Here in Cambodia, the pace of life is much slower than in the US. I enjoy the free time because it gives me time to research things I saw at the hospital and spend time in the Word. This week I began reading Jeremiah, and though I have only studied the first part of chapter 1 (Jeremiah's call to be a prophet) so far, God is teaching me much through it! Here's a bit of what I'm learning.

First, the passage (Jeremiah 1:4-8): "Now the word of the Lord came to me, saying, 'Before I formed you in the womb I knew you, and before you were born I consecrated you; I appointed you a prophet to the nations.' Then I said, 'Ah, Lord God! Behold, I do not know how to speak, for I am only a youth.' But the Lord said to me, 'Do not say, "I am only a youth"; for to all to whom I send you, you shall go, and whatever I command you, you shall speak. Do not be afraid of them, for I am with you to deliver you, declares the Lord.'"

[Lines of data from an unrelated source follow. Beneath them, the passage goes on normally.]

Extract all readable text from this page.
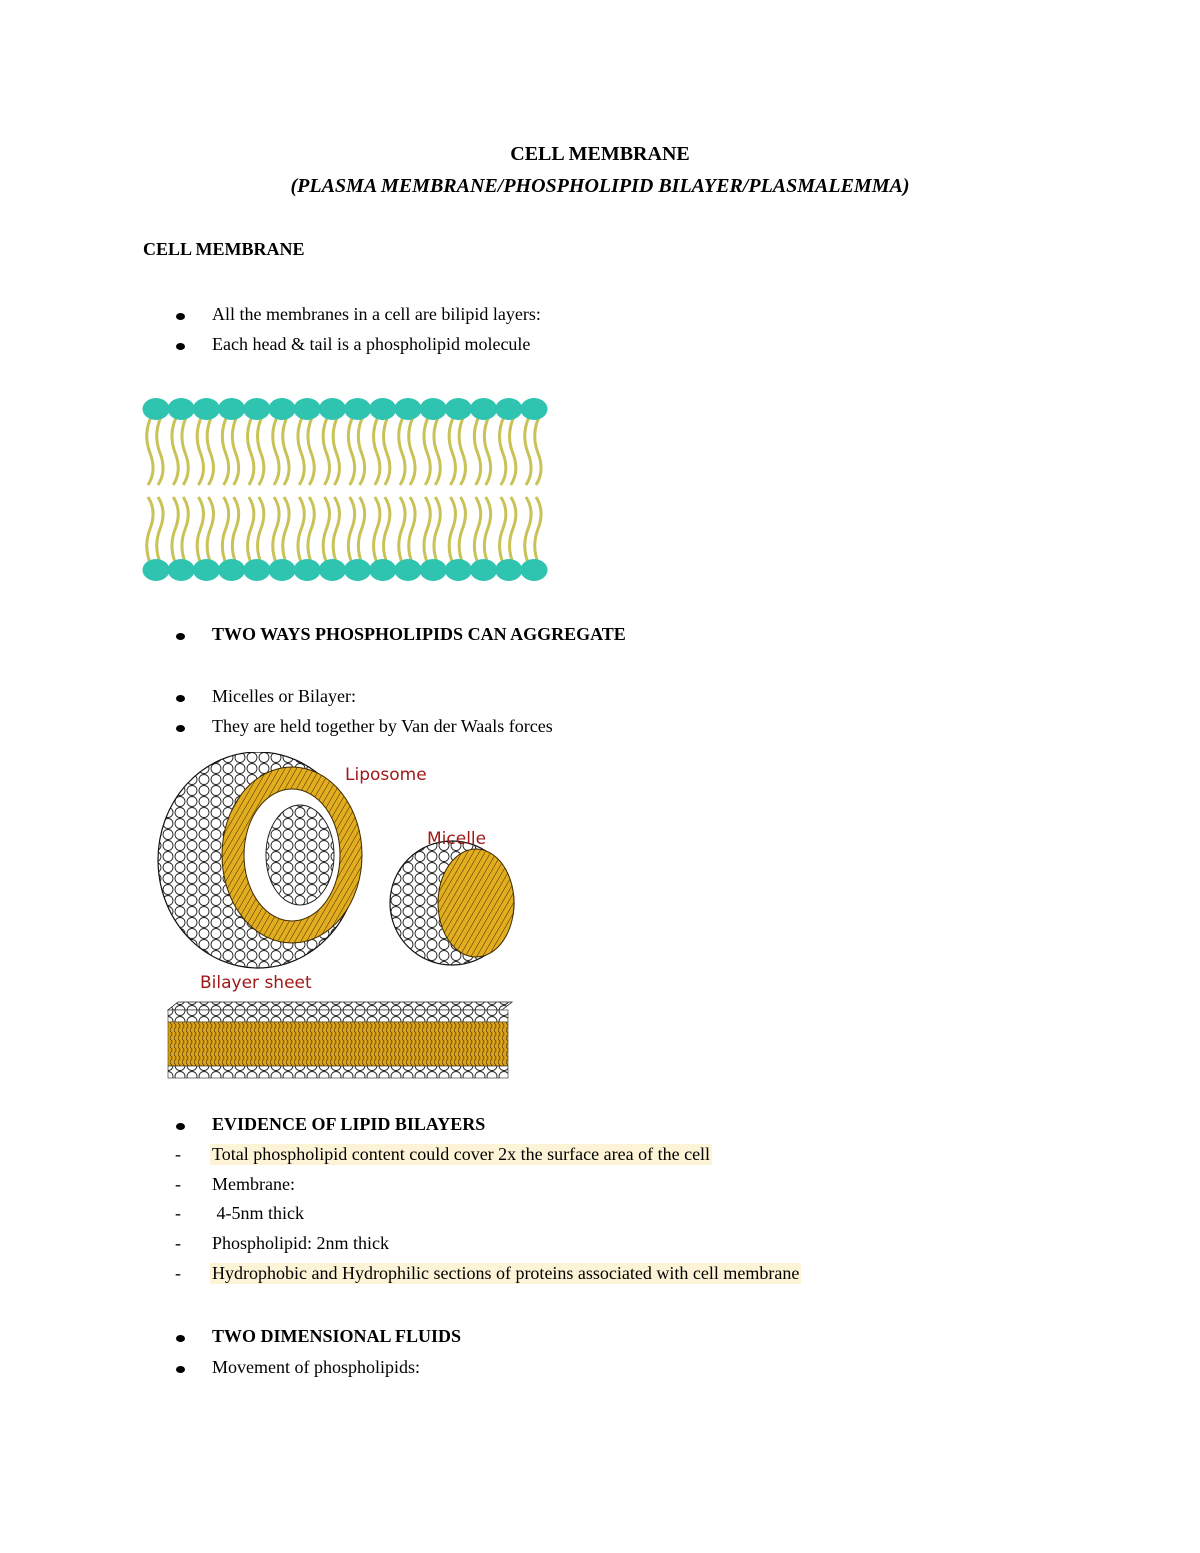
CELL MEMBRANE
(PLASMA MEMBRANE/PHOSPHOLIPID BILAYER/PLASMALEMMA)
CELL MEMBRANE
All the membranes in a cell are bilipid layers:
Each head & tail is a phospholipid molecule
TWO WAYS PHOSPHOLIPIDS CAN AGGREGATE
Micelles or Bilayer:
They are held together by Van der Waals forces
Liposome
Micelle
Bilayer sheet
EVIDENCE OF LIPID BILAYERS
- Total phospholipid content could cover 2x the surface area of the cell
- Membrane:
- 4-5nm thick
- Phospholipid: 2nm thick
- Hydrophobic and Hydrophilic sections of proteins associated with cell membrane
TWO DIMENSIONAL FLUIDS
Movement of phospholipids:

Something that was reiterated to me in these verses is that we are all unworthy when God calls us. Like Jeremiah, when God calls me to do something, my first response is sometimes to point out my inabilities and weaknesses. Yet the Lord responds, "Do not be afraid, for I am with you to deliver you" (vs 8). It seems that every time God calls someone who points out his/her inadequacies, God's response is "But I am with you." He said this to Moses, Gideon, Joshua, Paul, and more (Ex 3:12, Judges 6:16, Josh 1:9, Acts 18:10)! Jesus claims this truth, too, before crucifixion. He tells His disciples they will all desert him, but He adds, "Yet I am not alone, for the Father is with me" (John 16:32).

God didn't become angry with those He called for making excuses, and He didn't tell them their claims of being too weak, young, or unable to speak well weren't true. He responded the way He did because He's the One who gives words to say and who delivers and does miracles. God's power is perfected in weakness (2 Cor 12:9-10), but how is it perfected? Through His presence in our lives. He displays His ability in the midst of our inability so that some things can only be explained through His presence.

A friend of mine told me that dying to self is all about stopping saying, "I got this" and saying instead, "God, You got this." I am finding this change in attitude is more than relinquishing control and pride; when I replace the instinctive "I got this" with "God, You got this," I am telling God I trust Him and am willing to walk wherever He leads, even if that path is scary or uncomfortable or undesirable. By saying, "God, you got this," the focus is on Christ - not on myself or on the task He gives. All excuses of why I am unworthy are eliminated, for He is with me. And when my eyes are fixed on Jesus - with the motivation of not just seeing where He leads but of knowing Him - I come to fear Him. The more I know God, the more I fear Him. And the more I fear Him, the less I fear other things. For the fear of the Lord leaves no room for fear of anything else. Inadequacies and unworthiness included.

I am not a nurse yet, or an English teacher, or a Sunday school teacher; I do not speak Khmer and am not familiar with the culture here; I am young and inexperienced. I am not qualified. Yet I will boast in my weaknesses and in Christ's power, confident that He will use me, for He is with me. What sweet comfort and joyous news that is!

But the Lord is with us. I hope this truth speaks to you in some way! May the Lord's presence be evident in your life today.